A Phase II study of epimacular brachytherapy by Avila et al showed promising results.9 Epimacular brachytherapy was given alongside an anti-VEGF injection as it is thought there is a synergy between radiation and anti-VEGF drugs. A second anti-VEGF injection was mandated at Month 2, but thereafter anti-VEGF rescue injections were given on an as needed basis, based on disease activity. Patients showed a mean vision gain of 8.9 ETDRS letters and three quarters of patients required no rescue injections over 12 months. Large randomized controlled trials of this new technology are already underway: the CABERNET trial targets treatment naïve patients, whereas the MERLOT trial targets those who have already commenced anti-VEGF therapy. If these show a similar reduction in the need for rescue injections, then they may reduce the incidence of tachyphylaxis.
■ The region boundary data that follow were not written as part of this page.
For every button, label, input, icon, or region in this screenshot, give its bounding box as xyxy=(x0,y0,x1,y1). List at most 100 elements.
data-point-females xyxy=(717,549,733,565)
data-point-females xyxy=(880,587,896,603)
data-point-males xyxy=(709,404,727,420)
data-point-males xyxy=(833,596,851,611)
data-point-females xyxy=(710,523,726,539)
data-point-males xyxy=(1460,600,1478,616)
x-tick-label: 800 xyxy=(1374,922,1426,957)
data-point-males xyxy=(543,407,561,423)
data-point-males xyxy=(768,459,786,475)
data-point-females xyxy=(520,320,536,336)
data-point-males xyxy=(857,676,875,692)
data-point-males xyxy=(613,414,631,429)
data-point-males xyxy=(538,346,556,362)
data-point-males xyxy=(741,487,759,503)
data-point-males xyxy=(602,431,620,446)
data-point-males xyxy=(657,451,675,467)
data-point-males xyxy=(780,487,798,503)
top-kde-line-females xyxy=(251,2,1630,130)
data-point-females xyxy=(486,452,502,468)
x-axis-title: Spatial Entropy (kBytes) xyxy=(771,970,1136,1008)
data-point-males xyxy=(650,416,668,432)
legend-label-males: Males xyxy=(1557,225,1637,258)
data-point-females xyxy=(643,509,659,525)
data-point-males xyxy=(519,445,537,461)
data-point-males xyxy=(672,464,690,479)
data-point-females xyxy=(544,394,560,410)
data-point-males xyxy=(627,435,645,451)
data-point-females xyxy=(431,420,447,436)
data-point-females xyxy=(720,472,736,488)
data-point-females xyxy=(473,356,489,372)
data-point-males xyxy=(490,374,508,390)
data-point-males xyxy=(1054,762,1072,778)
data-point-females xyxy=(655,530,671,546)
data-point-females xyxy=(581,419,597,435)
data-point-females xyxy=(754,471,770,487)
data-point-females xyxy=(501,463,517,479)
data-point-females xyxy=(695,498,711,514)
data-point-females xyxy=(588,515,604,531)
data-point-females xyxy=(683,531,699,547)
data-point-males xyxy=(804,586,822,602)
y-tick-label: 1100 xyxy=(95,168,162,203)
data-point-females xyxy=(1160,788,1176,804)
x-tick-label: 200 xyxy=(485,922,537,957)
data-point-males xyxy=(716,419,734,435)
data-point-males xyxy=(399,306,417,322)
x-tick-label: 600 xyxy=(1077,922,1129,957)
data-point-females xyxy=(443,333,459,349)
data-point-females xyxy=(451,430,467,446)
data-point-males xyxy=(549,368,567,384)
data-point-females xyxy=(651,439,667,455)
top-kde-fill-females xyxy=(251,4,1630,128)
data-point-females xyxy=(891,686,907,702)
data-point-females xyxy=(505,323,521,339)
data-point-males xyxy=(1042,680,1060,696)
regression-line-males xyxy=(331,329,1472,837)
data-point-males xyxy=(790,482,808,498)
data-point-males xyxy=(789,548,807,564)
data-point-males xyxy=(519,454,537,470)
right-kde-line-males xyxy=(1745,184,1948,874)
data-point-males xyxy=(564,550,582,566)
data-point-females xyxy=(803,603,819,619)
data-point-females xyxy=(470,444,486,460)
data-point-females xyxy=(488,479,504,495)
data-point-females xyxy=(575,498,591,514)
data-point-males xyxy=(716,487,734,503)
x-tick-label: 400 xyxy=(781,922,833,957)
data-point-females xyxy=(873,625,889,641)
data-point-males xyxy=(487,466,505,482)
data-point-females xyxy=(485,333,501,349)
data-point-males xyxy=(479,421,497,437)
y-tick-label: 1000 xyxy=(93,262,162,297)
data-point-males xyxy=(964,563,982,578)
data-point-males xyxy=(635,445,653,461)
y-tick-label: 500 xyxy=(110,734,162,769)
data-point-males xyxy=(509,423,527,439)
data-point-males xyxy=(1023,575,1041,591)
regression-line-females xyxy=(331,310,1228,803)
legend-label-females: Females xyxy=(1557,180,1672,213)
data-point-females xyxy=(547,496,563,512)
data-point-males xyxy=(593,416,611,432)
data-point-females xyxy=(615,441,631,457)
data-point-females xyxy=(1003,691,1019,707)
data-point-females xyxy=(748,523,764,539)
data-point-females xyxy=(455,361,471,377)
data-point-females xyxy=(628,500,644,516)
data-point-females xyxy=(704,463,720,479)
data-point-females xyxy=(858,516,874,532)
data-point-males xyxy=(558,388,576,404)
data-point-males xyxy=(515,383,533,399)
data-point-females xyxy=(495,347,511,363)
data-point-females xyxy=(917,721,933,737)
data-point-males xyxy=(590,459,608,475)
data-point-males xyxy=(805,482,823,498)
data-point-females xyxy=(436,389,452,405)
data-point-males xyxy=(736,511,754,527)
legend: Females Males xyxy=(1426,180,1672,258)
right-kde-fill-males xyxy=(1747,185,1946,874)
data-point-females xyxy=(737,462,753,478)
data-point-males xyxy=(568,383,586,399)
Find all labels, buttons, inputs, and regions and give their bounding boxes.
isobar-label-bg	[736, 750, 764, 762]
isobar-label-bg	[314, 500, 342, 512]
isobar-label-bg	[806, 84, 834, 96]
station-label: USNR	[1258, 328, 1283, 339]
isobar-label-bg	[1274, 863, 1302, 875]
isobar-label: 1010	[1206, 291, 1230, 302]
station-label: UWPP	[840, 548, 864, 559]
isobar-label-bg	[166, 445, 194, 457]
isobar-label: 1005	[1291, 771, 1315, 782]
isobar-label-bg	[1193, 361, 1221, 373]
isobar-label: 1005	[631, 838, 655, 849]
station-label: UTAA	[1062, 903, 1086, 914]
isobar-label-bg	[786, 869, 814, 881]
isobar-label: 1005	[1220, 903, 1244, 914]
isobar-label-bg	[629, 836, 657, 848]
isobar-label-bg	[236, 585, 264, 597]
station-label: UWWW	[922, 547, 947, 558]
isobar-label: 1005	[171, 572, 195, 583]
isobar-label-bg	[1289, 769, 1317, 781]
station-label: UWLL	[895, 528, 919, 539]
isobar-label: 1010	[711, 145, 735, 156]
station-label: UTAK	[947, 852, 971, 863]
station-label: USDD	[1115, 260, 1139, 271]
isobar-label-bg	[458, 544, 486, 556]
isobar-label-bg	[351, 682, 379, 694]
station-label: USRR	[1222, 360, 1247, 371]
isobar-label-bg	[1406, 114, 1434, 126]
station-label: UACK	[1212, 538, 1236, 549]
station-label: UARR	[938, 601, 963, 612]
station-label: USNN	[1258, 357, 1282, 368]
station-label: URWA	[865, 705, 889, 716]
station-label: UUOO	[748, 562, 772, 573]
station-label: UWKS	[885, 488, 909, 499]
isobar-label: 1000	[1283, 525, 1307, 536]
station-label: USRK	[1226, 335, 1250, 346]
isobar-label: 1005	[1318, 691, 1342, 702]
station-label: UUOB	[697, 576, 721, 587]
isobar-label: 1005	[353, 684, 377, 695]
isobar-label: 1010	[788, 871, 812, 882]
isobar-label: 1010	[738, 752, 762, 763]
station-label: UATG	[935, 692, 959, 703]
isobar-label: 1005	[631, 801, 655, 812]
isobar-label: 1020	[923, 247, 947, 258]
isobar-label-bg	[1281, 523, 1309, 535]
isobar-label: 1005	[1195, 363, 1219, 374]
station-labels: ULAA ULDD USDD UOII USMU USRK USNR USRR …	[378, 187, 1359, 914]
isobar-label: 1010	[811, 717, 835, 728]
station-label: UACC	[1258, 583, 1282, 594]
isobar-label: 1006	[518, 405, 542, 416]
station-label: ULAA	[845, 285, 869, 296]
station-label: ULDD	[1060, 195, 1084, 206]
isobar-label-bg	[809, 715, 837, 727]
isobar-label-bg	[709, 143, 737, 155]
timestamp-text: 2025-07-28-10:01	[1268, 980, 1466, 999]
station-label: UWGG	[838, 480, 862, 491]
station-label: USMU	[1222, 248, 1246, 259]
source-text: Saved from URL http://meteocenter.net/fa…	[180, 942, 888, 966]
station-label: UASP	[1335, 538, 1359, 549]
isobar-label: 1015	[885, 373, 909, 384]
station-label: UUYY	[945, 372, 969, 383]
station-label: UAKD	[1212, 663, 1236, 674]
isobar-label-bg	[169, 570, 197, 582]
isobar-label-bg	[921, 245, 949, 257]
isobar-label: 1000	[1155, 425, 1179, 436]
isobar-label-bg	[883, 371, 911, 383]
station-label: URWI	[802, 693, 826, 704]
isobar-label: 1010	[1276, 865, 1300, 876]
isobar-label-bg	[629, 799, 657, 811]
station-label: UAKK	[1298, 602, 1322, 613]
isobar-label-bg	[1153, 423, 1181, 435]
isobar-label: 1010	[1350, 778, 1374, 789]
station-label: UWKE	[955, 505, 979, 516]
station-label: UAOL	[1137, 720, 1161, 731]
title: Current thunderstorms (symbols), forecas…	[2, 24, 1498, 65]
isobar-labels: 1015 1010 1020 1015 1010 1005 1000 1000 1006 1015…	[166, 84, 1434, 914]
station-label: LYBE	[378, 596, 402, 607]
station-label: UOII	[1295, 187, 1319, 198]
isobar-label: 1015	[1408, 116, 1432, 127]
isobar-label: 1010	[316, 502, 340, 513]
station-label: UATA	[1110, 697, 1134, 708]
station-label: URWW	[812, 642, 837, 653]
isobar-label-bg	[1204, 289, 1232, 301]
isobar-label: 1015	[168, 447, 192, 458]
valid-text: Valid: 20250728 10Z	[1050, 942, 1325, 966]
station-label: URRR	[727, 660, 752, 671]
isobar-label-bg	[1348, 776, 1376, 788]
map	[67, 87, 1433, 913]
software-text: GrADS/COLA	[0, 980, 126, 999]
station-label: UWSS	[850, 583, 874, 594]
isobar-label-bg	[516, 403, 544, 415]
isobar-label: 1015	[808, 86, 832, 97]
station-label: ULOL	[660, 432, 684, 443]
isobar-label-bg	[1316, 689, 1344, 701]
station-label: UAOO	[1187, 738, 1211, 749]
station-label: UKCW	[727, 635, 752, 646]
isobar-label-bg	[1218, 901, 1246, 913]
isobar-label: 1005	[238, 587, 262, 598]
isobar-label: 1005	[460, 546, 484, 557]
The introduction of anti-VEGF therapy represents an important milestone in the treatment of wet AMD, but the need for regular intravitreal injections may lead to tachyphylaxis in a subset of patients. It is therefore hoped that new treatments will reduce the need for such regular injections, or that appropriate treatment combinations may diminish its effect. Perhaps alternating intravitreal drugs would produce a so-called 'drug holiday' that has been used to manage tachyphylaxis in other organs, but in the absence of robust studies its application in AMD is unknown.
At present there are relatively few studies into the cause of tachyphylaxis in AMD. Given the widespread reliance on anti-VEGF therapy it is clearly important that we do more to understand the pathophysiology of this condition, if we are to manage it effectively.